Selon le ministère, « la création d'amendes administratives pécuniaires, pour certains manquements clairement identifiés, permet de répondre à l'objectif d'amélioration de l'efficacité des sanctions en confiant à l'administration du travail la possibilité de sanctionner directement le non-respect du droit du travail par les entreprises.
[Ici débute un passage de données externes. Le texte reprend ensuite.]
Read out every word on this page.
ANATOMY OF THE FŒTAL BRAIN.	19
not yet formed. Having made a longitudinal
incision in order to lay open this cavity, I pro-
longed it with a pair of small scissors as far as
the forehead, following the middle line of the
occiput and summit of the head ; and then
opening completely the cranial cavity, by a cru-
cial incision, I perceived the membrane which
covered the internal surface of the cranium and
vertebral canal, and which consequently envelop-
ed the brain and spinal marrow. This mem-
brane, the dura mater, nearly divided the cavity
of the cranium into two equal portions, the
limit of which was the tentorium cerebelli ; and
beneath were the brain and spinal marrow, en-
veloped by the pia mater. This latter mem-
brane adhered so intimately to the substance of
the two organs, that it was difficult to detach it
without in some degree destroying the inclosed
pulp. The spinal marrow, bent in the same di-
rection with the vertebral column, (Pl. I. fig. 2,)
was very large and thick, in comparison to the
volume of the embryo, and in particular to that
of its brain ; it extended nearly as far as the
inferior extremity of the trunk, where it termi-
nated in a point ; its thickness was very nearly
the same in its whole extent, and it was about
Elle permet d'obtenir une mise en conformité des situations ayant donné lieu au déclenchement de la procédure et d'en contrôler la mise en oeuvre effective ».

Toujours selon le ministère, « la durée du travail et les temps de repos ayant une influence directe sur la santé et la sécurité des travailleurs, il y a nécessité d'une régularisation et d'une sanction rapides de l'employeur qui méconnaît ces dispositions, ce que ne permet actuellement pas la sanction pénale ».

Le montant de l'amende sera au maximum de 2 000 euros par travailleur concerné. Afin de garantir le principe de personnalisation et de proportionnalité des peines, ce montant a en principe vocation à être modulé en fonction de la situation de l'auteur du manquement : circonstances, gravité du manquement, comportement de l'auteur et ressources et charges de ce dernier.